The court opinion on this case is available online from the U.S. Court of Appeals for the 1st Circuit.

In July, a San Francisco-based court held that the Seattle school system also had failed to justify its integration plan under principles the high court laid out in its 2003 rulings in companion cases involving the University of Michigan. (“Court Rejects Seattle Policy Weighing Race,” Aug. 11, 2004.)

In the Lynn case, a three-judge panel of the U.S. Court of Appeals for the 1st Circuit unanimously concluded that racial diversity confers important benefits in elementary and secondary education. The panel also said the district had made a good case that those benefits were compelling enough to justify race-conscious policies under certain circumstances.

But the Boston-based court held that the way the 15,000-student district was going about trying to realize those benefits fell short by assorted constitutional yardsticks. For that reason, the court concluded that the district’s policy violates the 14th Amendment rights to equal protection under the law of the multiracial group of parents that challenged it in court.

“We take no joy in this conclusion—the school committee’s motivations here were noble,” U.S. Circuit Judge Bruce M. Selya wrote in the Oct. 20 opinion. “Nevertheless, while we may empathize with the school committee, this case aptly illustrates what government at every level should know: Charting a course that depends upon racial classifications is, in constitutional terms, a risky business.”

Yellow Light, or Red?

Even strong advocates of race-based policies to achieve classroom diversity conceded last week that, taken together, the Lynn and Seattle rulings signal to the nation’s school districts that they should tread lightly when making student-assignment decisions based on race.

“I couldn’t in good conscience say that school districts shouldn’t be cautious, and that these rulings shouldn’t be read to require greater caution from them,” said Chinh Quang Le, a lawyer with the New York City-based NAACP Legal Defense and Educational Fund, which filed a friend-of-the-court brief supporting the Lynn district.

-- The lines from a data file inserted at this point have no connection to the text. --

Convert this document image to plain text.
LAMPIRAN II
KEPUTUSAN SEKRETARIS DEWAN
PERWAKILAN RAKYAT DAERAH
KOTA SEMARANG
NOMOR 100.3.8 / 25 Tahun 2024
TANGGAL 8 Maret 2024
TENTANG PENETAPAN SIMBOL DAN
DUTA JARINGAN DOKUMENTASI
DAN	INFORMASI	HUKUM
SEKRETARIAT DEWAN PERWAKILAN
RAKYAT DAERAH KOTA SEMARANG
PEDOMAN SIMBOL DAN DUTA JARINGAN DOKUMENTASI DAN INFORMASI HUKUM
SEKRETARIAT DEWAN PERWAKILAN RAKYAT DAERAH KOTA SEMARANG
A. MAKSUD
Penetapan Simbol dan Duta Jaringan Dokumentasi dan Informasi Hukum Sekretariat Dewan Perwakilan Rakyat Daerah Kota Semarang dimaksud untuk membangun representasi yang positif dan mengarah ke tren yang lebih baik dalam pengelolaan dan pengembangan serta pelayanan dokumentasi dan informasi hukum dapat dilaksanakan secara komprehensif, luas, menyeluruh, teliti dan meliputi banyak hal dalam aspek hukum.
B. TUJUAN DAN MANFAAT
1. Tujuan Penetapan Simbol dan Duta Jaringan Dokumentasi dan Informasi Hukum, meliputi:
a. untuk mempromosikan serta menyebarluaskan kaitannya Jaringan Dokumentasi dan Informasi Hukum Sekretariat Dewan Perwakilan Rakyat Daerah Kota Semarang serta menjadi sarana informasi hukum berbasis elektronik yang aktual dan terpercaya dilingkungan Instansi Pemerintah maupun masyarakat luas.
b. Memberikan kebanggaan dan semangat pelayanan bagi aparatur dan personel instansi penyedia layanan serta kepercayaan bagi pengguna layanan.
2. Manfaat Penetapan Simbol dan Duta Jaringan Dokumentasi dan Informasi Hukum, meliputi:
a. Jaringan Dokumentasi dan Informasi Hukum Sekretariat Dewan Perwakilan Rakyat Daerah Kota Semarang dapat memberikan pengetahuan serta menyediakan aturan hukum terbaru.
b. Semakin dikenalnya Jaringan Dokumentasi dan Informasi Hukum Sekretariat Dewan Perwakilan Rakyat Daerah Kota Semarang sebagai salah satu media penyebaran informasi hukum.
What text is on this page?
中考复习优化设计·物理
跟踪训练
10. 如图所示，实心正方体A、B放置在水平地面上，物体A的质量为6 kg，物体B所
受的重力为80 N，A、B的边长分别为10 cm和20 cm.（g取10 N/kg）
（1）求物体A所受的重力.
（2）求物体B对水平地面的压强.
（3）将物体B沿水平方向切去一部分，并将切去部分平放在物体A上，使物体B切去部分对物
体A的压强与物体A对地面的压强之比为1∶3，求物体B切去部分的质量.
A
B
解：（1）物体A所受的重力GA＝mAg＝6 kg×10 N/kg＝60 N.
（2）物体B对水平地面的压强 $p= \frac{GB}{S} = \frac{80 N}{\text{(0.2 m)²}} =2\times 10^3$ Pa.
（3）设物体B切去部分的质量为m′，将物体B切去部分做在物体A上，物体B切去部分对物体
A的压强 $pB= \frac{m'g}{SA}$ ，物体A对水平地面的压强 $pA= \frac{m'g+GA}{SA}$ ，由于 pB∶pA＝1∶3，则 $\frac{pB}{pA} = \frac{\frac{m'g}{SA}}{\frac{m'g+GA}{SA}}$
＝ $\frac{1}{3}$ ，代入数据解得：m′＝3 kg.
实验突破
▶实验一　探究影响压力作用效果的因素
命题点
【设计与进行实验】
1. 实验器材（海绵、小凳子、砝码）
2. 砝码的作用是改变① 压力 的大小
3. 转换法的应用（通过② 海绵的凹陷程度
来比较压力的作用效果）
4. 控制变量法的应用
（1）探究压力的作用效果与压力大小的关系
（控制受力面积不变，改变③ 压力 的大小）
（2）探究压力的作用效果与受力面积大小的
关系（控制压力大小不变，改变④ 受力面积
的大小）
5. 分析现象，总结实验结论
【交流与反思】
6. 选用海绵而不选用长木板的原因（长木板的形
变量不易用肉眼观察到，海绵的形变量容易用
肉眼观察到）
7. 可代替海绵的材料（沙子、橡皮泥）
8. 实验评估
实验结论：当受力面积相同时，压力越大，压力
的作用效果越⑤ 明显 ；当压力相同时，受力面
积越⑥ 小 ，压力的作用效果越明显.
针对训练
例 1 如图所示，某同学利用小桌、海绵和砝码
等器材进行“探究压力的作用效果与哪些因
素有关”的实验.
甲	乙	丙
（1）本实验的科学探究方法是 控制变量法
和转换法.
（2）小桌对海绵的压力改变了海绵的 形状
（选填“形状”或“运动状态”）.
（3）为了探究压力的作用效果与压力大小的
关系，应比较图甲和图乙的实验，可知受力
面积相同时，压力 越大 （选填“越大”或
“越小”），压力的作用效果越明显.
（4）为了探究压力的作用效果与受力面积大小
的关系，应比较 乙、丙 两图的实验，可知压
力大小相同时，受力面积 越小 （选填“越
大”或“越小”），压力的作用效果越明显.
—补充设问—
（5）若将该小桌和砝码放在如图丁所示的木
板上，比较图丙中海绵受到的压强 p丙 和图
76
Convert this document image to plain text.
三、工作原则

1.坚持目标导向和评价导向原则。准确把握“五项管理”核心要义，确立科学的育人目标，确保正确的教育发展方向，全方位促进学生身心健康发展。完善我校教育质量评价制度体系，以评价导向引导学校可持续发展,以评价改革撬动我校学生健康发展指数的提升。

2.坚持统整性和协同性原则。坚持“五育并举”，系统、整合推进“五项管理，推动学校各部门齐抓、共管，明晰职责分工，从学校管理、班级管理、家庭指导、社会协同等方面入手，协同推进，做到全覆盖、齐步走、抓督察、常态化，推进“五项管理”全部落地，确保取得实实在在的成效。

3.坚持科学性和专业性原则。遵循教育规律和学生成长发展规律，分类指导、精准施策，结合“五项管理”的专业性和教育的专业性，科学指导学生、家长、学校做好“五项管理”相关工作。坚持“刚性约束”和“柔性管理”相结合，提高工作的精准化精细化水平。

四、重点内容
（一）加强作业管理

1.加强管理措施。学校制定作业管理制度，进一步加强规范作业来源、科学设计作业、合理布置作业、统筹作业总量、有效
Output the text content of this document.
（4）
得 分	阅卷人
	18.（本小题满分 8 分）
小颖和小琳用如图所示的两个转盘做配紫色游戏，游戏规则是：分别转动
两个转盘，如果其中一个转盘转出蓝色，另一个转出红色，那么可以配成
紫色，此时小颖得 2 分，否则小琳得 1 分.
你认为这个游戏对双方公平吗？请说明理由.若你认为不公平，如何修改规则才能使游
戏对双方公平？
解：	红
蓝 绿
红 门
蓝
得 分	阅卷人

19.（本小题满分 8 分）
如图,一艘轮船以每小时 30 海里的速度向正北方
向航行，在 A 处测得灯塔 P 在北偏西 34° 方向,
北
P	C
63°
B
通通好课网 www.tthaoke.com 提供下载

Mr. Le said the “silver lining” of the 1st Circuit opinion was that the appeals court identified racial diversity in precollegiate education as a potentially compelling enough reason to make exceptions to the general constitutional principle to avoid race-based classification.

“What this court has found is that racial integration is important at the K-12 level,” Mr. Le said. Still, he said he was “immensely disappointed” by the outcome. The school system, backed by the state, had won approval of its system in the U.S. District Court in Boston last year.

A lawyer for the group of parents that sued the Lynn district said the nation’s schools should draw a different conclusion from last week’s ruling: “Forget about race-based assignments.”

“In this day and age, there’s no need to shuffle kids because of their color,” said the lawyer, Chester Darling, the president of the Citizens for the Preservation of Constitutional Rights, a public-interest legal organization in Boston.

Under Lynn’s plan, youngsters may not transfer to out-of-boundary schools that have a higher percentage of children of their own race if their home schools are out of racial balance under district guidelines. (“Mass. City Defends Use of Race in Assigning Students to Schools,” June 9, 2004.)

A critical reason that the Lynn policy fell short, the 1st Circuit Court panel held, was that it was aimed at achieving racial balance, rather than simply “a critical mass” of students of various demographic groups in each school. The court also said that the Lynn policy was overly mechanistic in its consideration of race, that the district had failed to give enough consideration to race-neutral alternatives, and that its policy lacked a plan for periodic review of the need to keep using race.